The Precision system has been developed by the company to drive down the costs of a building system that’s becoming increasingly popular due to its thermal performance, healthiness and low environmental impact.
Leading Irish timber frame manufacturer Cygnum is launching a pioneering closed low embodied carbon panelised building system that integrates cellulose insulation. The Precision system has been developed by the company to drive down the costs of a building system that’s becoming increasingly popular due to its thermal performance, healthiness and low environmental impact.

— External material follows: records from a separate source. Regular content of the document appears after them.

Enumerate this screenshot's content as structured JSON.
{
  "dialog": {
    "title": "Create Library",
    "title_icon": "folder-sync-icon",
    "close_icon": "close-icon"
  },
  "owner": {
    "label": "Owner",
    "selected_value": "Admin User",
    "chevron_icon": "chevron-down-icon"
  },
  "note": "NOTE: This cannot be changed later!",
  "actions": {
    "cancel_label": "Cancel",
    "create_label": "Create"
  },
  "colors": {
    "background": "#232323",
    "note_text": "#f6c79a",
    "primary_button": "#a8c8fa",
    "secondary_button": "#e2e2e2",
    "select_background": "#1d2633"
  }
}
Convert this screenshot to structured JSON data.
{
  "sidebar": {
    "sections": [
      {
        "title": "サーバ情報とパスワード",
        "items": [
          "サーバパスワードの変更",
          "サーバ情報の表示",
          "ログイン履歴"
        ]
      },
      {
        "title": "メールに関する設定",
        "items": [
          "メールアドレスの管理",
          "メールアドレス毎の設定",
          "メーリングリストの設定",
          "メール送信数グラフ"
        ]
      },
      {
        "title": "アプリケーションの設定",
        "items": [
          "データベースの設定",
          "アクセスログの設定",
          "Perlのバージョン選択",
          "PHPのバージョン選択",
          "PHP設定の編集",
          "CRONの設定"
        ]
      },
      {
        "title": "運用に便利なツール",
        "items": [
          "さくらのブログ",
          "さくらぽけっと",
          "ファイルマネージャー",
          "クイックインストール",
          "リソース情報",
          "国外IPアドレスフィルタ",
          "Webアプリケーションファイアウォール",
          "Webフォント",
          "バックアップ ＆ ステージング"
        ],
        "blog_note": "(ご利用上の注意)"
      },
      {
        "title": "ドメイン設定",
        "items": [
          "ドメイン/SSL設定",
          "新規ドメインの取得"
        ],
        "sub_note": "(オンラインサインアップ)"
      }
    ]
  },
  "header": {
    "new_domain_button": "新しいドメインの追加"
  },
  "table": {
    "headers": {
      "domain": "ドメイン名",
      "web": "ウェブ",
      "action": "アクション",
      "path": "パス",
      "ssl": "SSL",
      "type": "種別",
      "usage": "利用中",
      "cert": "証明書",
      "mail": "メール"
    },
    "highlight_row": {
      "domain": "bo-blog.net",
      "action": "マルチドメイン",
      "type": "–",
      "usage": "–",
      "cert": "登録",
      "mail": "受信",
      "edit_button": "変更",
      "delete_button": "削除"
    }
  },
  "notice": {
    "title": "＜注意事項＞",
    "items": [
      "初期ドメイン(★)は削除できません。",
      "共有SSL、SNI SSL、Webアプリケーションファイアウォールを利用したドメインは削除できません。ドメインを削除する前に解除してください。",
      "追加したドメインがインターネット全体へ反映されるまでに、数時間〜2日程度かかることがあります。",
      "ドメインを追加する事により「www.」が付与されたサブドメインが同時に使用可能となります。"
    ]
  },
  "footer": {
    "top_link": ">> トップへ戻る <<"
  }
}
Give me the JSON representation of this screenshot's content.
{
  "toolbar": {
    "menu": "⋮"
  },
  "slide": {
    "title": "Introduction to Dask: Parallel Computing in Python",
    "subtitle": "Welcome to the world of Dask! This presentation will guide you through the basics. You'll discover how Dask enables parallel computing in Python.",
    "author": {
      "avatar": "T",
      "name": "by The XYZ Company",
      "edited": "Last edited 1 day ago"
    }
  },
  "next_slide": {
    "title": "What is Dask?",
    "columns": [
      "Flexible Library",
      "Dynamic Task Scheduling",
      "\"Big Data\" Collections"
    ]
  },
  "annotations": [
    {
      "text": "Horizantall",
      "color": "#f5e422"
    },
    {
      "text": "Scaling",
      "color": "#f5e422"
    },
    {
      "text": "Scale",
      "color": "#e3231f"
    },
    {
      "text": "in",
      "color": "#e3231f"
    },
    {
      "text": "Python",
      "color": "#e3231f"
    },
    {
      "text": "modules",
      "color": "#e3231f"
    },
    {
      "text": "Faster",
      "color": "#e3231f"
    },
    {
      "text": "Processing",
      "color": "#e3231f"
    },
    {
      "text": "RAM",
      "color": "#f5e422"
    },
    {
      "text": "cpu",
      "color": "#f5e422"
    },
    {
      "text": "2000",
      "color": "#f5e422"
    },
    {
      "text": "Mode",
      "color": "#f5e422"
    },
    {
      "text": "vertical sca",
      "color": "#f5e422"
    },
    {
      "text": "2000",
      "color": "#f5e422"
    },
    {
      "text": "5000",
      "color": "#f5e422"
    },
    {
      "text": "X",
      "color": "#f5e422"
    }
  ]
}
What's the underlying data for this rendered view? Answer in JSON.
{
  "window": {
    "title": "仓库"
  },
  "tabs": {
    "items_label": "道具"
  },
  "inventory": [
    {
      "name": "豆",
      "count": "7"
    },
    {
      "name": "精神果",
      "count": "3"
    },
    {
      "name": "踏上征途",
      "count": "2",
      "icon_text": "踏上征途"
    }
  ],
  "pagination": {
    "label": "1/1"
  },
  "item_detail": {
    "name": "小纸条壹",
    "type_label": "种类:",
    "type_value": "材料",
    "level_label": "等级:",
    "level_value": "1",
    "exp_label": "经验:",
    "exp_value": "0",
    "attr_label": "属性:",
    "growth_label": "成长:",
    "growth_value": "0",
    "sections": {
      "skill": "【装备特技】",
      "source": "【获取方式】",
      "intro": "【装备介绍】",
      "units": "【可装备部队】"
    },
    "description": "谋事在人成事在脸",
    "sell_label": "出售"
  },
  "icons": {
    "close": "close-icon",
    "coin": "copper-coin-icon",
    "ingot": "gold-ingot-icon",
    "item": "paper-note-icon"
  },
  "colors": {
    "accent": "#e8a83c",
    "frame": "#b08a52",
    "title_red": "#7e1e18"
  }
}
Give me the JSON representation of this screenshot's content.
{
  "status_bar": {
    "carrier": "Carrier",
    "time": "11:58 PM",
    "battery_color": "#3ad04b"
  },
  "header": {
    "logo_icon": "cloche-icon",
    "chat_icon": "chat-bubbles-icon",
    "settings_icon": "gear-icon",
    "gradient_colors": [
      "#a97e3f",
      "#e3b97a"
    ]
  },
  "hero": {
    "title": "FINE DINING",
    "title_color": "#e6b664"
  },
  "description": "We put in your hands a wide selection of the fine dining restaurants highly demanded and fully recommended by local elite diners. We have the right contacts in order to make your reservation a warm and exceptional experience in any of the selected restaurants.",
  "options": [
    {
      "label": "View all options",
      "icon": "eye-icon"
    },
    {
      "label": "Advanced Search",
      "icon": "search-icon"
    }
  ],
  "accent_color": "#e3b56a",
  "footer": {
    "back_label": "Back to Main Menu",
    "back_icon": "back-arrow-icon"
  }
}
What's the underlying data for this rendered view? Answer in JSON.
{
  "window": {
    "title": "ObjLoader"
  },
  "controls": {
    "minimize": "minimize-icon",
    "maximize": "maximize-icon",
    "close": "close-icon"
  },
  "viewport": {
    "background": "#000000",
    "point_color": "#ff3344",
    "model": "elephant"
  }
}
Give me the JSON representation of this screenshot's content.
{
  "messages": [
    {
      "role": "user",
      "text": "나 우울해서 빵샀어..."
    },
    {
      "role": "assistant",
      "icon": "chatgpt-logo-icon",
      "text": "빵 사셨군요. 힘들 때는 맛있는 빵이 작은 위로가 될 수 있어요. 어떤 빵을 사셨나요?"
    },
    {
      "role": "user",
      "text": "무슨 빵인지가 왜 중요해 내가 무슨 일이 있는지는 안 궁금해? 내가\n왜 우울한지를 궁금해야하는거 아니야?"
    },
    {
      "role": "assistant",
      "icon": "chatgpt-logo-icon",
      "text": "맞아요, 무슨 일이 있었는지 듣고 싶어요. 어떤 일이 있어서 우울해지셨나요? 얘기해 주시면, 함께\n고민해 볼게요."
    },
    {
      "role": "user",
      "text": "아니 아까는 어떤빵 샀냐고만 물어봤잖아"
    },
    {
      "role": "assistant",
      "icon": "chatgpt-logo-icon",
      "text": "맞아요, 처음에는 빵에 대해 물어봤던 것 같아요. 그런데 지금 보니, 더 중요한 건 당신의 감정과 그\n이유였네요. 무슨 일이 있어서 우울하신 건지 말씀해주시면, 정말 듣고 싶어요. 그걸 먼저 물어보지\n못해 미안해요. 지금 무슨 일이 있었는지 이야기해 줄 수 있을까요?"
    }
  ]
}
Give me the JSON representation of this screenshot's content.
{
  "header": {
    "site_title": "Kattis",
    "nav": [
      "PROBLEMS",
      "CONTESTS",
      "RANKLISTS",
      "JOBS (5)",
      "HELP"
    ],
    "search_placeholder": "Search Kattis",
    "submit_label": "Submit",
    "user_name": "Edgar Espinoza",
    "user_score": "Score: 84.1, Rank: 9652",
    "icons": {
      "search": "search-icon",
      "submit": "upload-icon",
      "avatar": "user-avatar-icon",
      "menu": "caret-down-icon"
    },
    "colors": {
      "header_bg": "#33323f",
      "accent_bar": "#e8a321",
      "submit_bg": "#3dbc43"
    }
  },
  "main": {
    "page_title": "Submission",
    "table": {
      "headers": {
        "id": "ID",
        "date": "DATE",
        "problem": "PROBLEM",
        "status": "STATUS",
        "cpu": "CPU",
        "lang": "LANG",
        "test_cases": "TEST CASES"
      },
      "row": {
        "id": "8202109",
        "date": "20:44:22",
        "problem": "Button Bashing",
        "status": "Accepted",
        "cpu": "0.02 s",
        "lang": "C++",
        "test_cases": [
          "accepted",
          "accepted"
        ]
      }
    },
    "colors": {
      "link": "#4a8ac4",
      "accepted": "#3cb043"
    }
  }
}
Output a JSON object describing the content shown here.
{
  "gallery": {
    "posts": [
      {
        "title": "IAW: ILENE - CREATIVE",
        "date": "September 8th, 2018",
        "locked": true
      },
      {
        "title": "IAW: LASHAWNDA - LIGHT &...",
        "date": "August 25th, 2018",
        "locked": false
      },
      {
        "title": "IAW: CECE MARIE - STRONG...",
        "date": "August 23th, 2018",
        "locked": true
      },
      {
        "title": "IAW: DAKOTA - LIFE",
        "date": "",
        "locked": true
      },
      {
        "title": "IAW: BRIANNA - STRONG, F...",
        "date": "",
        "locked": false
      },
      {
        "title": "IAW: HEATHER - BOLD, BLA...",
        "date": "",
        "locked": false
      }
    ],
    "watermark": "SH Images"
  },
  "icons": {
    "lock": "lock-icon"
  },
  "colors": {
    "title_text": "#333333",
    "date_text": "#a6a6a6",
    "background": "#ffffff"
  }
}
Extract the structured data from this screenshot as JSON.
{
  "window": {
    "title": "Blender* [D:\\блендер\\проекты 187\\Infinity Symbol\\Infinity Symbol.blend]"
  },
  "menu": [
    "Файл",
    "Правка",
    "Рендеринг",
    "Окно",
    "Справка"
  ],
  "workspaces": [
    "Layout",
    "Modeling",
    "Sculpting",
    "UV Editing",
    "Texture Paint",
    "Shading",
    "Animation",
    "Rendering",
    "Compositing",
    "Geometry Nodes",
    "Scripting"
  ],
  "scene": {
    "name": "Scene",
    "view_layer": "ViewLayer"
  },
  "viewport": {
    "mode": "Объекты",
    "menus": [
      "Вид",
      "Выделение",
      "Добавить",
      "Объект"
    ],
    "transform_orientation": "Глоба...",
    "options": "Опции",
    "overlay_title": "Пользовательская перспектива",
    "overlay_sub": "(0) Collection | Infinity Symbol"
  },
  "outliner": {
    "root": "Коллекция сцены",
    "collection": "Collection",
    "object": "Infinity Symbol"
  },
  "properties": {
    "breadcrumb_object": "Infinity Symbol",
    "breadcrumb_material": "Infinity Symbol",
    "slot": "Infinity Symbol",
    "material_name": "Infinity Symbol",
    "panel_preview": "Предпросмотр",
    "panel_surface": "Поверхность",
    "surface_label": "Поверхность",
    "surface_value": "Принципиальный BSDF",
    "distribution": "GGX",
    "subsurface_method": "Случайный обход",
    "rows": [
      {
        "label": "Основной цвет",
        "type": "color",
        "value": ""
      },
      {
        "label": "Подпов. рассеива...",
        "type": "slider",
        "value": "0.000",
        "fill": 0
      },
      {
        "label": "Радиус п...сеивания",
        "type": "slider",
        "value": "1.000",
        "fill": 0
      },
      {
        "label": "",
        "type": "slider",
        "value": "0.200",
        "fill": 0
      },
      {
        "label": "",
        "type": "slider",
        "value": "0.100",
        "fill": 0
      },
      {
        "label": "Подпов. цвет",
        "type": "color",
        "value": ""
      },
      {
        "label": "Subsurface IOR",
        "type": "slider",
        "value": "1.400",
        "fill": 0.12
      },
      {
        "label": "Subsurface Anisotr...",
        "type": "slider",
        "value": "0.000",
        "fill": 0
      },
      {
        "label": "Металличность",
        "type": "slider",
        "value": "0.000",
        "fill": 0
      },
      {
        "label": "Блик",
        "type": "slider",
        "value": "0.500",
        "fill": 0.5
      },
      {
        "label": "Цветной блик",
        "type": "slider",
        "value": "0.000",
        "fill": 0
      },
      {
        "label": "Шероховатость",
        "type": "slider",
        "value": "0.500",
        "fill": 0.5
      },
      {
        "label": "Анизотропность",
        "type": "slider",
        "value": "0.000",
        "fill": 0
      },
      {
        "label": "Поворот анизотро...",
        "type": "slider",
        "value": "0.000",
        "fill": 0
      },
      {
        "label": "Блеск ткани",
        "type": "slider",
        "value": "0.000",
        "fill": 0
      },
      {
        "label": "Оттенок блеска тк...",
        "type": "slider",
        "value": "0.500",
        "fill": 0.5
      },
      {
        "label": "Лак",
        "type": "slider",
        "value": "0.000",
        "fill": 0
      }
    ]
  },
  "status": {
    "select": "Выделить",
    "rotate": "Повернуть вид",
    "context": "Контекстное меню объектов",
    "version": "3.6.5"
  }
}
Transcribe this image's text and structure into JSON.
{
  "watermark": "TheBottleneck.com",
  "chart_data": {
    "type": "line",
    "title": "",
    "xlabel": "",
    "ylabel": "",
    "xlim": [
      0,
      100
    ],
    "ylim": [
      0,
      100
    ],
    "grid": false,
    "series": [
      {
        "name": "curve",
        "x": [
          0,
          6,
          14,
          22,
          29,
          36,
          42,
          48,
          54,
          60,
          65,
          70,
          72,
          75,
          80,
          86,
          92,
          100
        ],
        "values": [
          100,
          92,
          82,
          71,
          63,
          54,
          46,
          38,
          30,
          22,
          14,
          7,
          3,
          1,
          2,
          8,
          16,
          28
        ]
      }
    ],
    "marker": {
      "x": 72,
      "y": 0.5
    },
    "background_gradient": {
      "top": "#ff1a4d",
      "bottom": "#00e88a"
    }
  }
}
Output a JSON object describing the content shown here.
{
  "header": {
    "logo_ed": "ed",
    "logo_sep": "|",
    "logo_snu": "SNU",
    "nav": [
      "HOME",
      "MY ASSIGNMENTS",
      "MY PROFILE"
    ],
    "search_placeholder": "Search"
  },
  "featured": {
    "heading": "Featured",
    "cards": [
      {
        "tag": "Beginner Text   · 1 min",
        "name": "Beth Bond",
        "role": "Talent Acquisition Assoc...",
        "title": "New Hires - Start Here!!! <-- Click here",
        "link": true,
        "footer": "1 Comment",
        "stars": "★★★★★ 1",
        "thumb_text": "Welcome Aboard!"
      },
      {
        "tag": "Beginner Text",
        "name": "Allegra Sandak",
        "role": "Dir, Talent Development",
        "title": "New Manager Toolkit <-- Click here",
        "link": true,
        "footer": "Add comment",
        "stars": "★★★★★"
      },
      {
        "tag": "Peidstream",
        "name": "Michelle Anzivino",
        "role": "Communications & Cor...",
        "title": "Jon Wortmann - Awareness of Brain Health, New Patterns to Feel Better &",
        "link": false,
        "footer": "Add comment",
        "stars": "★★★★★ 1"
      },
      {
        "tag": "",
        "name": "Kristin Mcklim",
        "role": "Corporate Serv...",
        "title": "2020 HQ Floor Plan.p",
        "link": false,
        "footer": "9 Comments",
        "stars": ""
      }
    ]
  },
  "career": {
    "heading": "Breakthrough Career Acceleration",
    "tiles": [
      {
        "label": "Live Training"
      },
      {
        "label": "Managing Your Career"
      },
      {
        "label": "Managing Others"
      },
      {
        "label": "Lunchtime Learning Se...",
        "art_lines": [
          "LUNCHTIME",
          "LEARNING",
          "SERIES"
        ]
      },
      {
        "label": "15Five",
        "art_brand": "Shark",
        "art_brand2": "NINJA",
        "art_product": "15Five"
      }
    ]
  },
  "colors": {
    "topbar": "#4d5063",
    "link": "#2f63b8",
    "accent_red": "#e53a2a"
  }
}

“Since the early days of Cygnum we have been building timber frame with cellulose,” Cygnum MD John Desmond said. “But we’ve found that cellulose has been confined to the upper end of the market because it can be quite costly. It’s an ideal insulation for timber frame because of the way it fills the panel once it’s installed correctly. We wanted to find a way to make it as cost effective as possible for our clients to use cellulose.”
Desmond said that the timber frame industry has been ramping up efforts to move more building processes off site and into the factory, due to the need for greater quality control to achieve stringent requirements for airtightness and consistency of insulation.
“When we looked at the cost of cellulose, we found a very significant portion of the cost build-up comes from the logistics model,” he said. “You have a fleet of trucks traveling hundreds of miles collecting waste newspaper, which is brought to a factory and turned into cellulose. That’s then brought to the installer’s depot, then to the site, and then the timber frame arrives separately, filled with nothing but fresh air. That’s a lot of unnecessary transport related carbon emissions and costs. By taking waste paper into the timber frame factory and producing cellulose with a micro processing line, we are avoiding that inefficiency.”
Desmond said that the company’s streamlined approach is effectively making a green product even greener, by further cutting the embodied carbon of cellulose – which is already a low embodied CO2 product compared to most other insulants. The company developed Precision as a twin frame system to enable the U-value to be adapted to meet a broad range of low energy specifications. The depth of the twin frame system – which is virtually cold bridge free – can be increased or decreased to offer any U-value required. The company recommends 0.15 W/m2K for passive house buildings.
The Precision system won the support of the EU Eco-innovation initiative, a scheme set up to bridge the gap between research and the market for innovative green products, services and processes.